Commissione europea, approvato il finanziamento per 225 progetti del programma Life+ per un investimento totale pari a 589,3 milioni di euro di cui 282,6 milioni derivati dal contributo comunitario. Obiettivi: progetti per tutela della natura, cambiamenti climatici, tecnologie pulite, politiche ambientali, azioni relative all’informazione e alla comunicazione sull’ambiente nell’Unione.

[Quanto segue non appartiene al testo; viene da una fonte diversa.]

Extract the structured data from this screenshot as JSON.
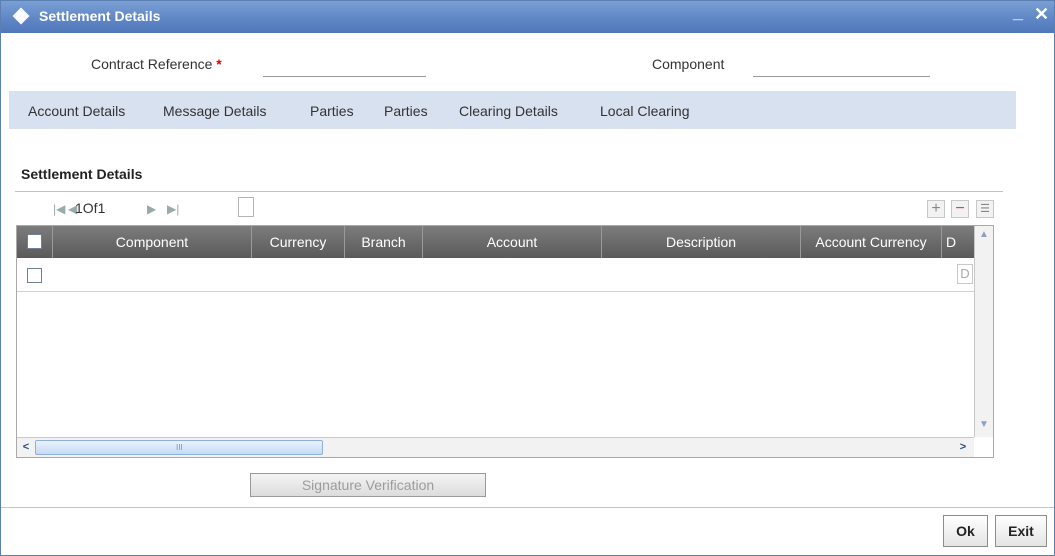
{
  "window": {
    "title": "Settlement Details",
    "minimize_glyph": "_",
    "close_glyph": "✕"
  },
  "fields": {
    "contract_reference_label": "Contract Reference",
    "required_marker": "*",
    "contract_reference_value": "",
    "component_label": "Component",
    "component_value": ""
  },
  "tabs": [
    {
      "label": "Account Details"
    },
    {
      "label": "Message Details"
    },
    {
      "label": "Parties"
    },
    {
      "label": "Parties"
    },
    {
      "label": "Clearing Details"
    },
    {
      "label": "Local Clearing"
    }
  ],
  "section": {
    "title": "Settlement Details"
  },
  "pagination": {
    "text": "1Of1"
  },
  "grid": {
    "columns": [
      {
        "label": "Component"
      },
      {
        "label": "Currency"
      },
      {
        "label": "Branch"
      },
      {
        "label": "Account"
      },
      {
        "label": "Description"
      },
      {
        "label": "Account Currency"
      },
      {
        "label": "D"
      }
    ],
    "row_cut_cell": "D",
    "scroll_marker": "III"
  },
  "buttons": {
    "signature_verification": "Signature Verification",
    "ok": "Ok",
    "exit": "Exit"
  },
  "colors": {
    "titlebar": "#5e85c4",
    "tab_strip": "#d8e1ef",
    "grid_header": "#6a6a6a",
    "required": "#dd0000"
  }
}
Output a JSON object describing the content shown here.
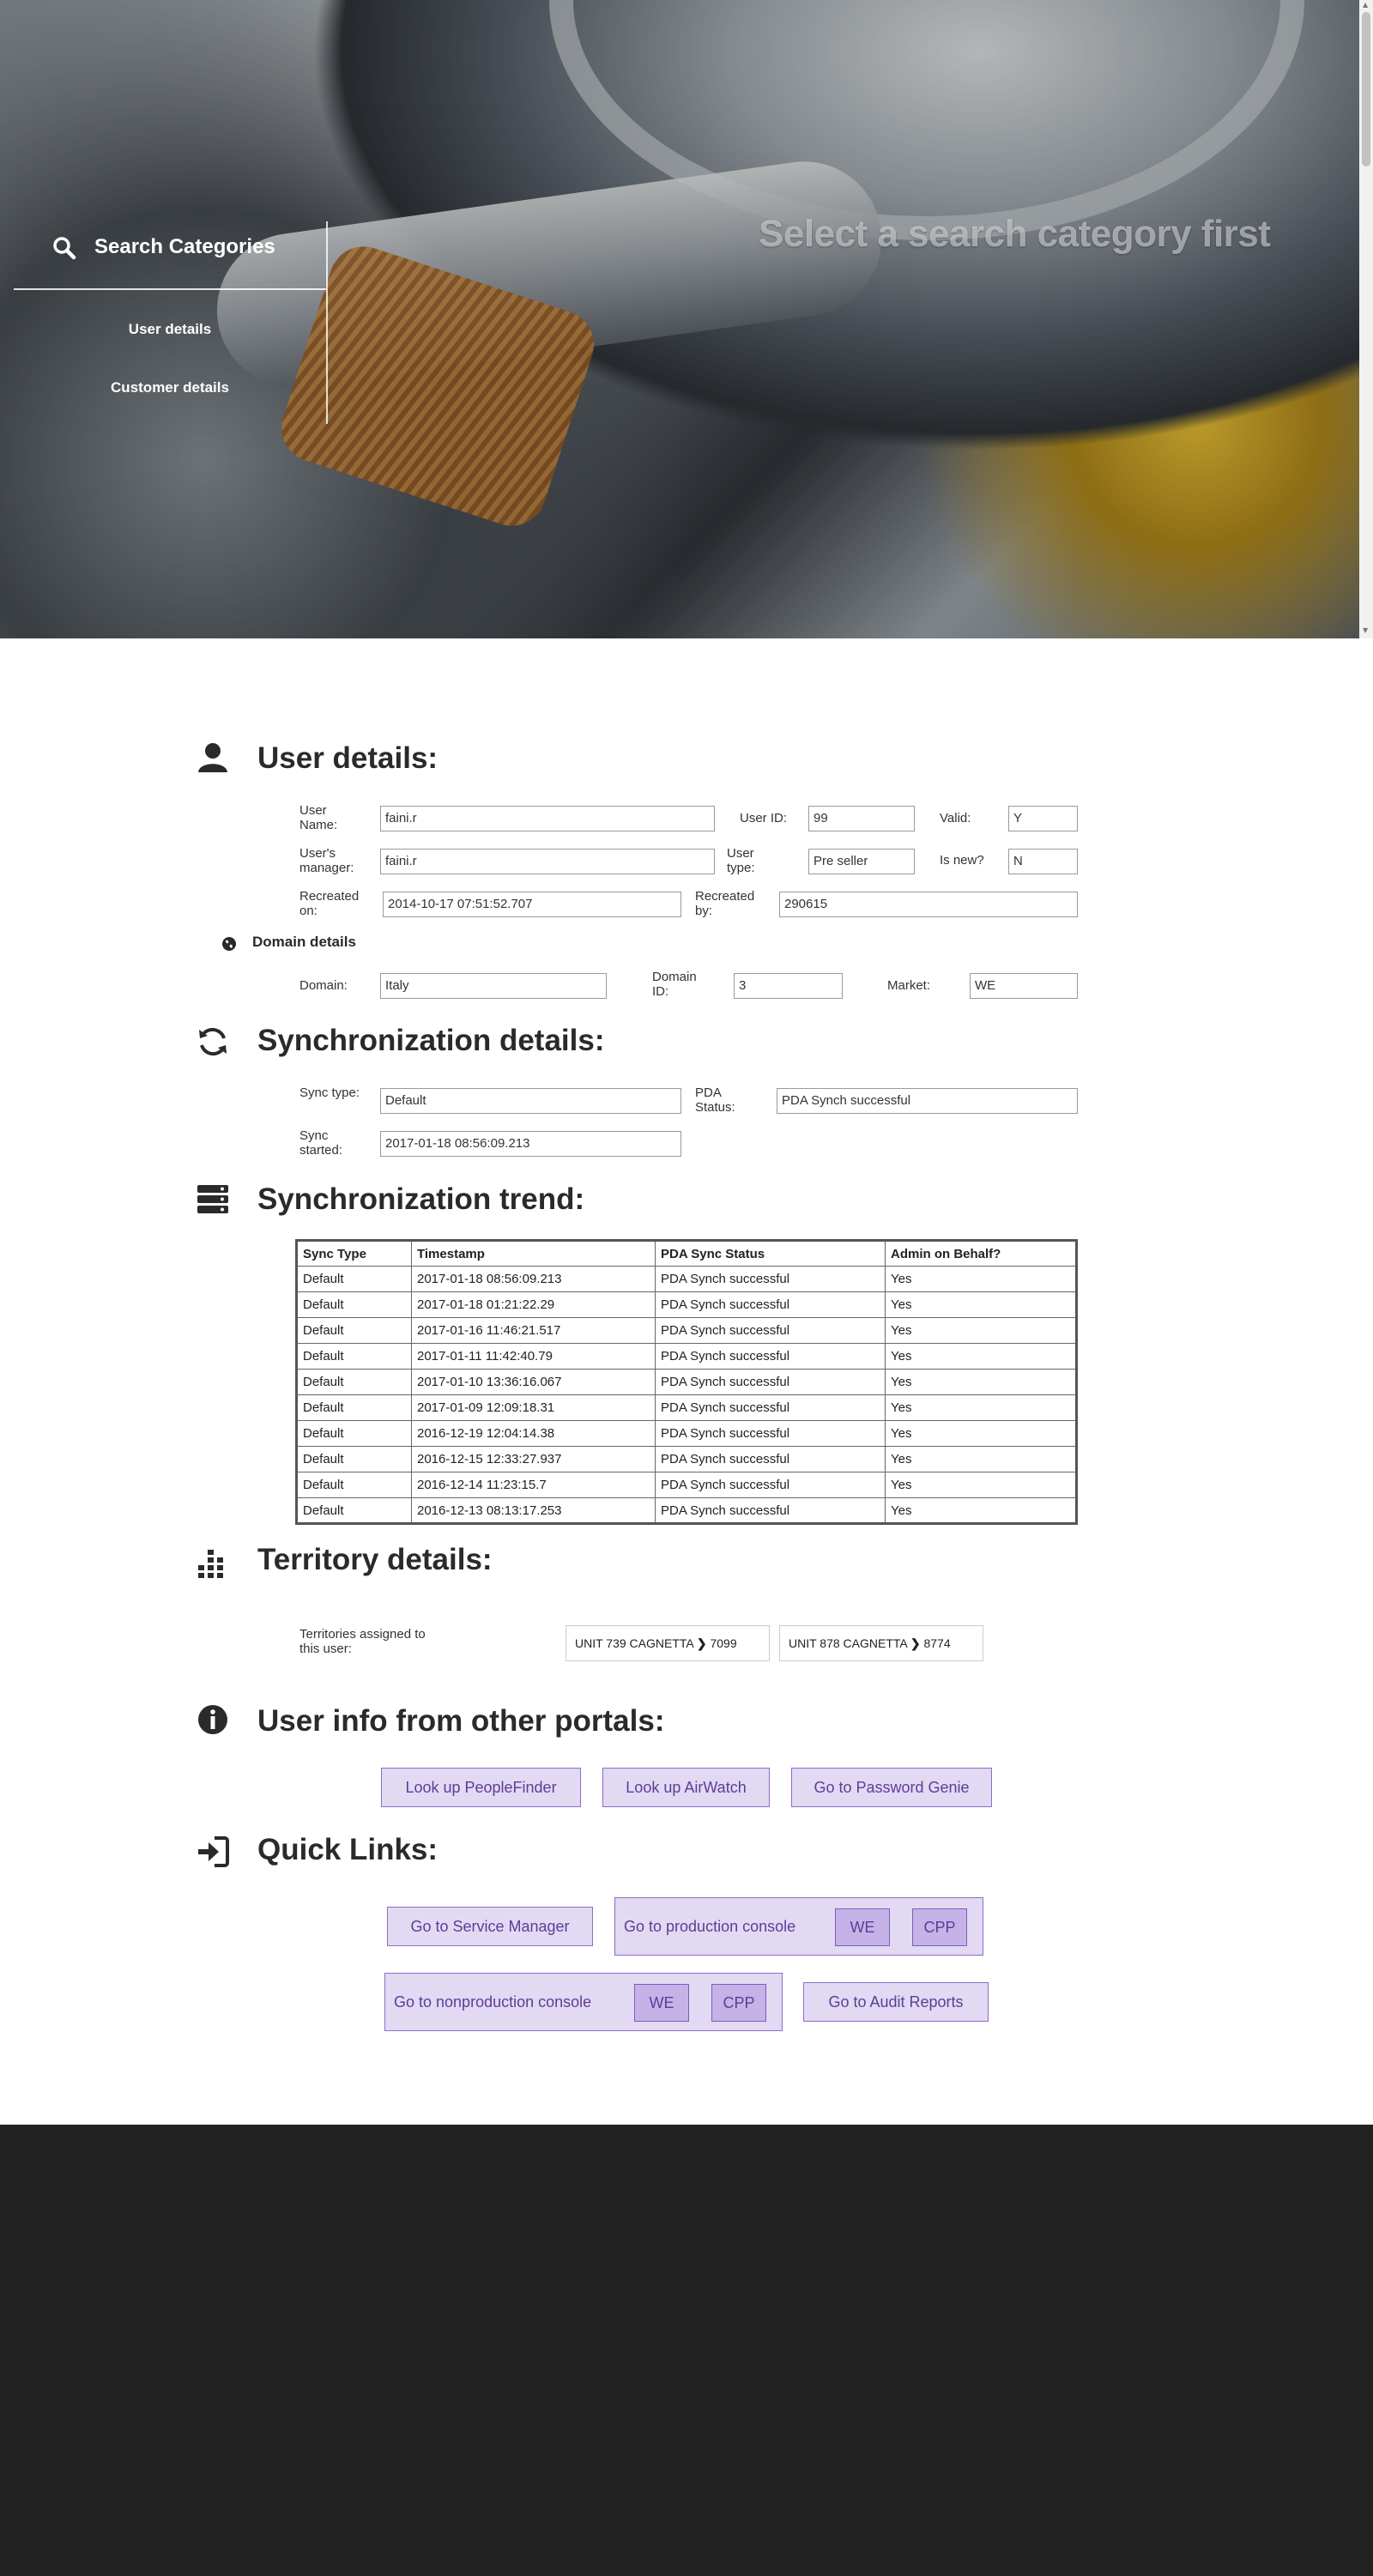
{
  "hero": {
    "title": "Select a search category first",
    "search_label": "Search Categories",
    "categories": [
      "User details",
      "Customer details"
    ]
  },
  "user_details": {
    "title": "User details:",
    "user_name_label": "User Name:",
    "user_name": "faini.r",
    "user_id_label": "User ID:",
    "user_id": "99",
    "valid_label": "Valid:",
    "valid": "Y",
    "manager_label": "User's manager:",
    "manager": "faini.r",
    "user_type_label": "User type:",
    "user_type": "Pre seller",
    "is_new_label": "Is new?",
    "is_new": "N",
    "recreated_on_label": "Recreated on:",
    "recreated_on": "2014-10-17 07:51:52.707",
    "recreated_by_label": "Recreated by:",
    "recreated_by": "290615"
  },
  "domain_details": {
    "title": "Domain details",
    "domain_label": "Domain:",
    "domain": "Italy",
    "domain_id_label": "Domain ID:",
    "domain_id": "3",
    "market_label": "Market:",
    "market": "WE"
  },
  "sync_details": {
    "title": "Synchronization details:",
    "sync_type_label": "Sync type:",
    "sync_type": "Default",
    "pda_status_label": "PDA Status:",
    "pda_status": "PDA Synch successful",
    "sync_started_label": "Sync started:",
    "sync_started": "2017-01-18 08:56:09.213"
  },
  "sync_trend": {
    "title": "Synchronization trend:",
    "columns": [
      "Sync Type",
      "Timestamp",
      "PDA Sync Status",
      "Admin on Behalf?"
    ],
    "rows": [
      [
        "Default",
        "2017-01-18 08:56:09.213",
        "PDA Synch successful",
        "Yes"
      ],
      [
        "Default",
        "2017-01-18 01:21:22.29",
        "PDA Synch successful",
        "Yes"
      ],
      [
        "Default",
        "2017-01-16 11:46:21.517",
        "PDA Synch successful",
        "Yes"
      ],
      [
        "Default",
        "2017-01-11 11:42:40.79",
        "PDA Synch successful",
        "Yes"
      ],
      [
        "Default",
        "2017-01-10 13:36:16.067",
        "PDA Synch successful",
        "Yes"
      ],
      [
        "Default",
        "2017-01-09 12:09:18.31",
        "PDA Synch successful",
        "Yes"
      ],
      [
        "Default",
        "2016-12-19 12:04:14.38",
        "PDA Synch successful",
        "Yes"
      ],
      [
        "Default",
        "2016-12-15 12:33:27.937",
        "PDA Synch successful",
        "Yes"
      ],
      [
        "Default",
        "2016-12-14 11:23:15.7",
        "PDA Synch successful",
        "Yes"
      ],
      [
        "Default",
        "2016-12-13 08:13:17.253",
        "PDA Synch successful",
        "Yes"
      ]
    ]
  },
  "territory": {
    "title": "Territory details:",
    "assigned_label": "Territories assigned to this user:",
    "items": [
      {
        "name": "UNIT 739 CAGNETTA",
        "code": "7099"
      },
      {
        "name": "UNIT 878 CAGNETTA",
        "code": "8774"
      }
    ]
  },
  "portals": {
    "title": "User info from other portals:",
    "buttons": [
      "Look up PeopleFinder",
      "Look up AirWatch",
      "Go to Password Genie"
    ]
  },
  "quick_links": {
    "title": "Quick Links:",
    "service_manager": "Go to Service Manager",
    "production_console": "Go to production console",
    "nonproduction_console": "Go to nonproduction console",
    "audit_reports": "Go to Audit Reports",
    "we": "WE",
    "cpp": "CPP"
  },
  "colors": {
    "button_bg": "#e2d9f3",
    "button_border": "#8e6cc8",
    "button_text": "#5b3e96",
    "footer_bg": "#212121"
  },
  "icons": [
    "search-icon",
    "user-icon",
    "globe-icon",
    "sync-icon",
    "server-icon",
    "territory-icon",
    "info-icon",
    "sign-in-icon",
    "chevron-right-icon"
  ]
}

La Commissione europea ha approvato il finanziamento per 225 progetti all’interno del programma LIFE+, presentati da beneficiari di tutti i 28 Stati membri, prevedono interventi negli ambiti della tutela della natura, dei cambiamenti climatici, delle tecnologie pulite, delle politiche ambientali, nonché azioni attinenti all’informazione e alla comunicazione in materia di ambiente in tutta l’UE. L’investimento complessivo è pari a 589,3 milioni di euro, di cui 282,6 milioni di contributo dell’UE.

E da quest’anno si ricomincia: per la programmazione 2014-2020 è prevista la continuazione del programma LIFE nel nuovo regolamento LIFE per l’ambiente e l’azione per il clima con 3,4 miliardi di euro a disposizione e un’articolazione in due sottoprogrammi: uno per l’ambiente e uno per il clima. Pronti a partire?